The 21st seeded Ramanathan needed 1 hour 10 minutes to see off the challenge of the 211th ranked Sergio Gutierrez-Ferrol 6-3, 6-2. Ramanathan produced five aces and had 20 winners in this match. The World No. 132 managed to convert four out of the seven break points that he earned.
The Indian next faces World No. 207 Rudolf Molleker of Germany for a place in the final round of qualifying at the season’s first Major.
The 204th ranked Ankita Raina was dominant in her 6-2, 6-2 win over France’s Myrtille Georges, ranked 35 places below her. The 25-year-old had a good show on her serve, winning 82% of her first serves. Raina thundered 18 winners past her opponent and was able to break the Frenchwoman six times.
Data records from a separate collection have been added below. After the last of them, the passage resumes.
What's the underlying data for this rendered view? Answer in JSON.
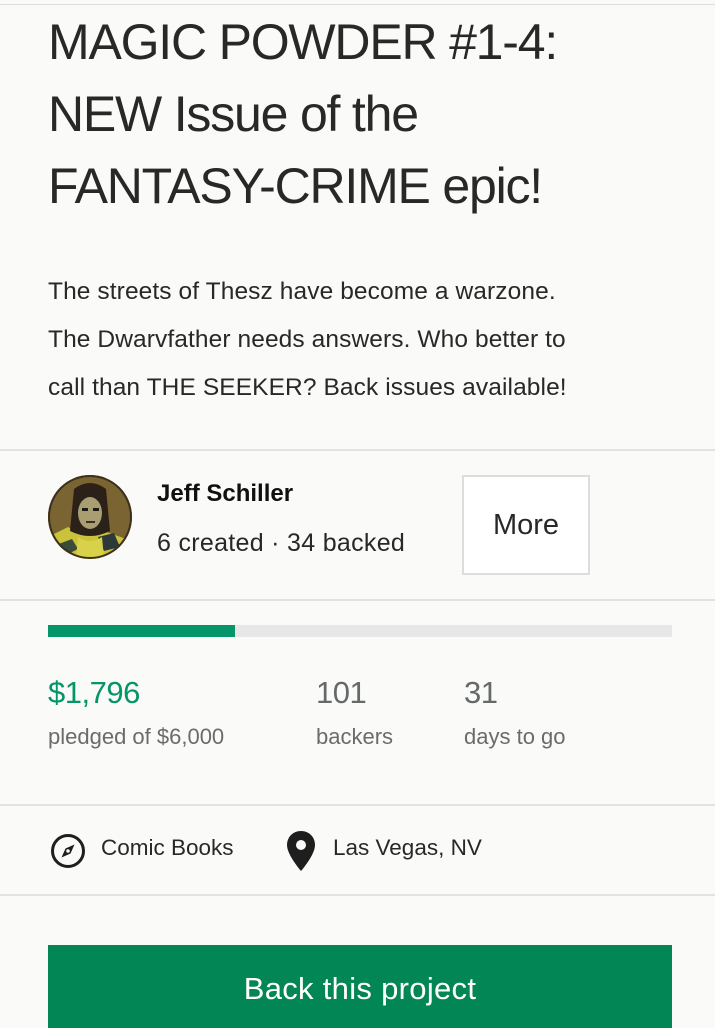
{
  "project": {
    "title_lines": [
      "MAGIC POWDER #1-4:",
      "NEW Issue of the",
      "FANTASY-CRIME epic!"
    ],
    "blurb_lines": [
      "The streets of Thesz have become a warzone.",
      "The Dwarvfather needs answers. Who better to",
      "call than THE SEEKER? Back issues available!"
    ]
  },
  "creator": {
    "name": "Jeff Schiller",
    "stats": "6 created · 34 backed",
    "more_label": "More",
    "avatar_icon": "creator-avatar"
  },
  "funding": {
    "progress_fraction": 0.2993,
    "pledged_value": "$1,796",
    "pledged_label": "pledged of $6,000",
    "backers_value": "101",
    "backers_label": "backers",
    "days_value": "31",
    "days_label": "days to go"
  },
  "meta": {
    "category": "Comic Books",
    "category_icon": "compass-icon",
    "location": "Las Vegas, NV",
    "location_icon": "map-pin-icon"
  },
  "cta": {
    "back_label": "Back this project"
  },
  "colors": {
    "accent_green": "#049669",
    "button_green": "#038655",
    "progress_track": "#e6e7e6"
  }
}
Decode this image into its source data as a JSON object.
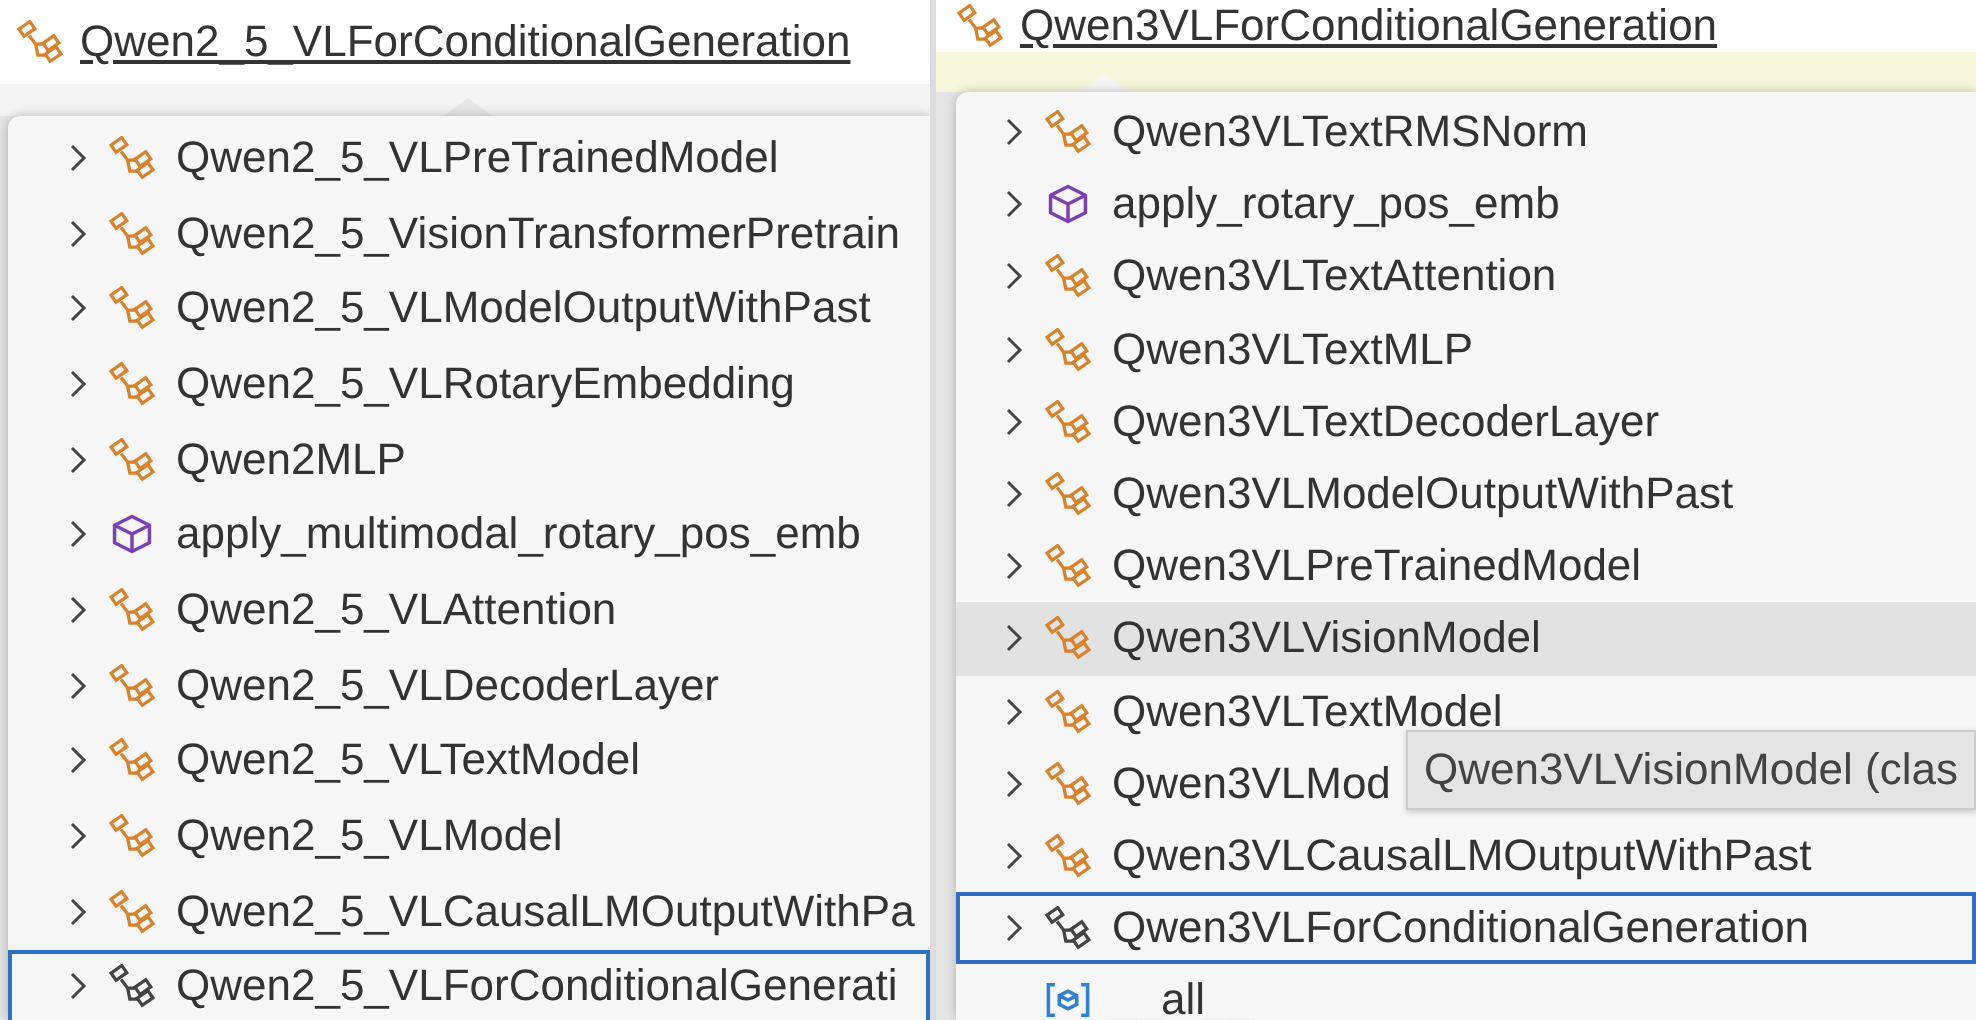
{
  "panels": [
    {
      "title": "Qwen2_5_VLForConditionalGeneration",
      "items": [
        {
          "label": "Qwen2_5_VLPreTrainedModel",
          "kind": "class",
          "selected": false,
          "hovered": false
        },
        {
          "label": "Qwen2_5_VisionTransformerPretrain",
          "kind": "class",
          "selected": false,
          "hovered": false
        },
        {
          "label": "Qwen2_5_VLModelOutputWithPast",
          "kind": "class",
          "selected": false,
          "hovered": false
        },
        {
          "label": "Qwen2_5_VLRotaryEmbedding",
          "kind": "class",
          "selected": false,
          "hovered": false
        },
        {
          "label": "Qwen2MLP",
          "kind": "class",
          "selected": false,
          "hovered": false
        },
        {
          "label": "apply_multimodal_rotary_pos_emb",
          "kind": "function",
          "selected": false,
          "hovered": false
        },
        {
          "label": "Qwen2_5_VLAttention",
          "kind": "class",
          "selected": false,
          "hovered": false
        },
        {
          "label": "Qwen2_5_VLDecoderLayer",
          "kind": "class",
          "selected": false,
          "hovered": false
        },
        {
          "label": "Qwen2_5_VLTextModel",
          "kind": "class",
          "selected": false,
          "hovered": false
        },
        {
          "label": "Qwen2_5_VLModel",
          "kind": "class",
          "selected": false,
          "hovered": false
        },
        {
          "label": "Qwen2_5_VLCausalLMOutputWithPa",
          "kind": "class",
          "selected": false,
          "hovered": false
        },
        {
          "label": "Qwen2_5_VLForConditionalGenerati",
          "kind": "class",
          "selected": true,
          "hovered": false
        }
      ]
    },
    {
      "title": "Qwen3VLForConditionalGeneration",
      "items": [
        {
          "label": "Qwen3VLTextRMSNorm",
          "kind": "class",
          "selected": false,
          "hovered": false
        },
        {
          "label": "apply_rotary_pos_emb",
          "kind": "function",
          "selected": false,
          "hovered": false
        },
        {
          "label": "Qwen3VLTextAttention",
          "kind": "class",
          "selected": false,
          "hovered": false
        },
        {
          "label": "Qwen3VLTextMLP",
          "kind": "class",
          "selected": false,
          "hovered": false
        },
        {
          "label": "Qwen3VLTextDecoderLayer",
          "kind": "class",
          "selected": false,
          "hovered": false
        },
        {
          "label": "Qwen3VLModelOutputWithPast",
          "kind": "class",
          "selected": false,
          "hovered": false
        },
        {
          "label": "Qwen3VLPreTrainedModel",
          "kind": "class",
          "selected": false,
          "hovered": false
        },
        {
          "label": "Qwen3VLVisionModel",
          "kind": "class",
          "selected": false,
          "hovered": true
        },
        {
          "label": "Qwen3VLTextModel",
          "kind": "class",
          "selected": false,
          "hovered": false
        },
        {
          "label": "Qwen3VLMod",
          "kind": "class",
          "selected": false,
          "hovered": false
        },
        {
          "label": "Qwen3VLCausalLMOutputWithPast",
          "kind": "class",
          "selected": false,
          "hovered": false
        },
        {
          "label": "Qwen3VLForConditionalGeneration",
          "kind": "class",
          "selected": true,
          "hovered": false
        },
        {
          "label": "__all__",
          "kind": "variable",
          "selected": false,
          "hovered": false
        }
      ],
      "tooltip": "Qwen3VLVisionModel (clas"
    }
  ]
}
This is the third time in her career that Raina is playing in the qualifying rounds of a Slam after the French Open and Wimbledon last year. She now goes on to meet the 29th seed and World No. 142 Paula Badosa Gibert of Spain.
World No. 206 Karman Kaur Thandi had an uphill task against the 16th seed and World No. 125 Jennifer Brady of the USA. After being blanked by the American in the first set, she made a strong comeback in the second set before conceding the match 0-6, 5-7.
The 20-year-old Indian dropped her serve four times and failed to earn a break point in this match, lasting 1 hour 17 minutes.
On Wednesday, the India No. 1 singles player Prajnesh Gunneswaran will start his campaign. The World No. 112 has been seeded sixth and his first opponent is the 228th ranked Viktor Galovic of Croatia.